The present study was carried out to determine effects of test meals of different fatty acid compositions on postprandial lipoprotein and apolipoprotein metabolism.
The study was a randomized, single blind design.
The study was carried out in the Clinical Investigation Unit of the Royal Surrey County Hospital.
Twelve male normal subjects with an average age of 22.4 +/- 1.4 years (mean +/- SD) were selected from the student population of the University of Surrey; one subject dropped out of the study because he found the test meal unpalatable.
The subjects were given three evening test meals on three separate occasions, in which the oils used were either a mixed oil (rich in saturated fatty acids and approximated the fatty acid intake of the current UK diet), corn oil (rich in n-6 fatty acids), or fish oil (rich in n-3 fatty acids) 40 g of the oil under investigation were incorporated into a rice-based test meal. Triacylglycerol-rich lipoproteins-triacylglycerol (TRL-TAG), TRL-cholesterol (TRL-cholesterol), plasma-TAG, plasma cholesterol (T-C), and serum apolipoprotein A-I and B (apo A-I and B) responses were measured. Postprandial responses were followed for 11 h.

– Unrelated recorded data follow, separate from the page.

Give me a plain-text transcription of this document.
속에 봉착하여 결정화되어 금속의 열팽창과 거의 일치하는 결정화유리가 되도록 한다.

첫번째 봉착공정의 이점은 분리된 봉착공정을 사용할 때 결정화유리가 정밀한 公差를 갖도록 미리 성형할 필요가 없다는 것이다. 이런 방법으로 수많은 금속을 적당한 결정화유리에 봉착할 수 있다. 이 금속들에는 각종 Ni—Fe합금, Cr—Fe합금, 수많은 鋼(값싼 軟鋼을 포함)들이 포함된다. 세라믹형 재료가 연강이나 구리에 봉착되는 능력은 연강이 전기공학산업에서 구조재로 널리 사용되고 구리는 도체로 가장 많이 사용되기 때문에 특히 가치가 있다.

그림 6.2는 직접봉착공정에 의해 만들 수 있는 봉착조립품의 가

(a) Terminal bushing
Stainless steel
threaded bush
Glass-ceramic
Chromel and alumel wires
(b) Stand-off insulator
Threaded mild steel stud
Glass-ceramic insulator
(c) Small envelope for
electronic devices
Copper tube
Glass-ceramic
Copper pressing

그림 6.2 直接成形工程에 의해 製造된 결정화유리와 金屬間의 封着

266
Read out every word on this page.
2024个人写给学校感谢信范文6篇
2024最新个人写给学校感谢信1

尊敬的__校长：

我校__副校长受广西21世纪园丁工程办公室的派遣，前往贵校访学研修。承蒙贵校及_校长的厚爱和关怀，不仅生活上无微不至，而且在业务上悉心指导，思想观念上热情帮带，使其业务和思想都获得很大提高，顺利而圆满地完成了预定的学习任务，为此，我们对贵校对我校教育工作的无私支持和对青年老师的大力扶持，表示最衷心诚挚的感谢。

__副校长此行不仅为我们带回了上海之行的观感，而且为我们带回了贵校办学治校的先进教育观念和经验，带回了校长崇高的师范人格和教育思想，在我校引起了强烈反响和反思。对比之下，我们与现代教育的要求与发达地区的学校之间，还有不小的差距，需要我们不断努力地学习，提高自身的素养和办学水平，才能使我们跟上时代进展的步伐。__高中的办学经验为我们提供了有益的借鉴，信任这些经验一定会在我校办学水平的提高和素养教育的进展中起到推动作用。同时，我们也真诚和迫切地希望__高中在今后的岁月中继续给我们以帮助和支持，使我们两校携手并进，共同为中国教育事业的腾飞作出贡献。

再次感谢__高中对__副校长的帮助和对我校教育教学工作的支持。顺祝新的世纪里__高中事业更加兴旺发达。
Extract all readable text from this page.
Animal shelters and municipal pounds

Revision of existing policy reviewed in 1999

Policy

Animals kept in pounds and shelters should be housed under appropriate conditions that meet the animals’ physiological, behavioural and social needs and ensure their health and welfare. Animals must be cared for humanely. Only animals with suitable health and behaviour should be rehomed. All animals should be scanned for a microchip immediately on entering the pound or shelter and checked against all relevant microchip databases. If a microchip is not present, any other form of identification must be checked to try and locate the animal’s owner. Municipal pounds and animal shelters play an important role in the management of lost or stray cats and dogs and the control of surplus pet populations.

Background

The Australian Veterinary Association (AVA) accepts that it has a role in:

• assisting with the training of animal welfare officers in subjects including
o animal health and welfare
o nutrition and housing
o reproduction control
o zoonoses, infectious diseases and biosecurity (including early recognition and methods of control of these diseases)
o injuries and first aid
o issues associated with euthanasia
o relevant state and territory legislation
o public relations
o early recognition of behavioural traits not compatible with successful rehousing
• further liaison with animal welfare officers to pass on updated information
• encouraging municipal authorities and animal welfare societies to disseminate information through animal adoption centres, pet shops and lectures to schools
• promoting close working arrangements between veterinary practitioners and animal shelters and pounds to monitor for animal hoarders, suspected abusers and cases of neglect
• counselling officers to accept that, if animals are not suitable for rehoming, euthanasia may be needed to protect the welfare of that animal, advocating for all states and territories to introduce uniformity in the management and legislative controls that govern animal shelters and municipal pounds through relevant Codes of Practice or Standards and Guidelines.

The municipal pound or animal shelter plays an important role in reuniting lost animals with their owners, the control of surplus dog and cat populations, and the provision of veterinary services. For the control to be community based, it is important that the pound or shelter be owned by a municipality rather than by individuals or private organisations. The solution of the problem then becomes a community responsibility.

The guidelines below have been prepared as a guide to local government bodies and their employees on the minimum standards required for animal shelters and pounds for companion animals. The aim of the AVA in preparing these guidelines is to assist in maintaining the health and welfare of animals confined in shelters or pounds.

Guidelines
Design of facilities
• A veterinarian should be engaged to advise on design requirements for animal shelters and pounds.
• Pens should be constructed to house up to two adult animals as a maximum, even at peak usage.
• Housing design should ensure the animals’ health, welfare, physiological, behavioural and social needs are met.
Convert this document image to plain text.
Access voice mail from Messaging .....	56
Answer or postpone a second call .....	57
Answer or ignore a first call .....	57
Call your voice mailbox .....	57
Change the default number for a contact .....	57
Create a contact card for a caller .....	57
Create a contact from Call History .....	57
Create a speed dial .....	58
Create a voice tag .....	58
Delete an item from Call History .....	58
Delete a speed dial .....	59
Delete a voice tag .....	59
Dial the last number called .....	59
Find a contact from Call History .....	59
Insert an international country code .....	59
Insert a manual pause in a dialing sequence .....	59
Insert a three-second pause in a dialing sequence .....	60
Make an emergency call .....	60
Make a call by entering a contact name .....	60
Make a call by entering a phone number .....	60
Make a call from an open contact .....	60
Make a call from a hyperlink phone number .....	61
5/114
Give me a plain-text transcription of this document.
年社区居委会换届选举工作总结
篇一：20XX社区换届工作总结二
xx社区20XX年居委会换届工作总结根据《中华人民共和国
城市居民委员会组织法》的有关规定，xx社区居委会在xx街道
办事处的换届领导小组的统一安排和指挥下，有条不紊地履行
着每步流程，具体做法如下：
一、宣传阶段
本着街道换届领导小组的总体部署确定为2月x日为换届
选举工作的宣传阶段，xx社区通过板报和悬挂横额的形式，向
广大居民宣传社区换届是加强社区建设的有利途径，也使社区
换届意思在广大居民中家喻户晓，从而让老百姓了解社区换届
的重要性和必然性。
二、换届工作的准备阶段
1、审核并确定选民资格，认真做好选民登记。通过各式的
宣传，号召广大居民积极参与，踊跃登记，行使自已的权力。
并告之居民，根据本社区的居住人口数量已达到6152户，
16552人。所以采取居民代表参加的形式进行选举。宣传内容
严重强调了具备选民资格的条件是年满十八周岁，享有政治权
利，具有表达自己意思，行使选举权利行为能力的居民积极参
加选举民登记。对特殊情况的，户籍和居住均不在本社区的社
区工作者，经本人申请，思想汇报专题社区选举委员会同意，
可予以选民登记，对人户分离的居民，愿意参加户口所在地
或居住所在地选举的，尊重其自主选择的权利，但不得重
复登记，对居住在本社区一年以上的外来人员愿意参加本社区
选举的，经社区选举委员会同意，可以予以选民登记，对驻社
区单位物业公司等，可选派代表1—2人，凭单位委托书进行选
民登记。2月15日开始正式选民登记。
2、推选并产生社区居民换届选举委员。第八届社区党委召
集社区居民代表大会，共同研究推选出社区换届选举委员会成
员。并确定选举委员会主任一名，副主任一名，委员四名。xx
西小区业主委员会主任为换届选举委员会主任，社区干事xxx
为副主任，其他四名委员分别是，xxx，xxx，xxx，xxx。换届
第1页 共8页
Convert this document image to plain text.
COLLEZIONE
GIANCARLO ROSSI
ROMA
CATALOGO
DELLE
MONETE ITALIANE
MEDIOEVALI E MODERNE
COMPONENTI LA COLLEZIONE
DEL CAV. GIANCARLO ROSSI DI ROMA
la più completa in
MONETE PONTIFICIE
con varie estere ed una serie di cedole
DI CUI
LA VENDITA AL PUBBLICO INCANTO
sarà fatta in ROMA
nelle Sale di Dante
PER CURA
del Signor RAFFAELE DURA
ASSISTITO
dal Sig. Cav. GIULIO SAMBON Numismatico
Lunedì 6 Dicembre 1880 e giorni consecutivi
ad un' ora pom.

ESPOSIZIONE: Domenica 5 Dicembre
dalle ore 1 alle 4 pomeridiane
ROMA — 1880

Postprandial plasma-TAG responses, calculated as incremental areas under the response curves (IAUC) were significantly reduced following the fish oil meal [365.5 +/- 145.4 mmol/l x min (mean +/- SD)[ compared with the mixed oil meal (552.0 +/- 141.7 mmol/l x min) (P < 0.05) and there was a strong trend towards the same direction in the TRL-TAG responses. In all instances, plasma-and TRL-TAG showed a biphasic response with increased concentrations occurring at 1h and between 3 and 7h postprandially. TRL-cholesterol, T-C, and serum apo A-I and B responses to the three meals were similar.
The findings support the view that fish oils decrease postprandial lipaemia and this may be an important aspect of their beneficial effects in reducing risk of coronary heart disease (CHD). Further work is required to determine the mechanisms responsible for this effect.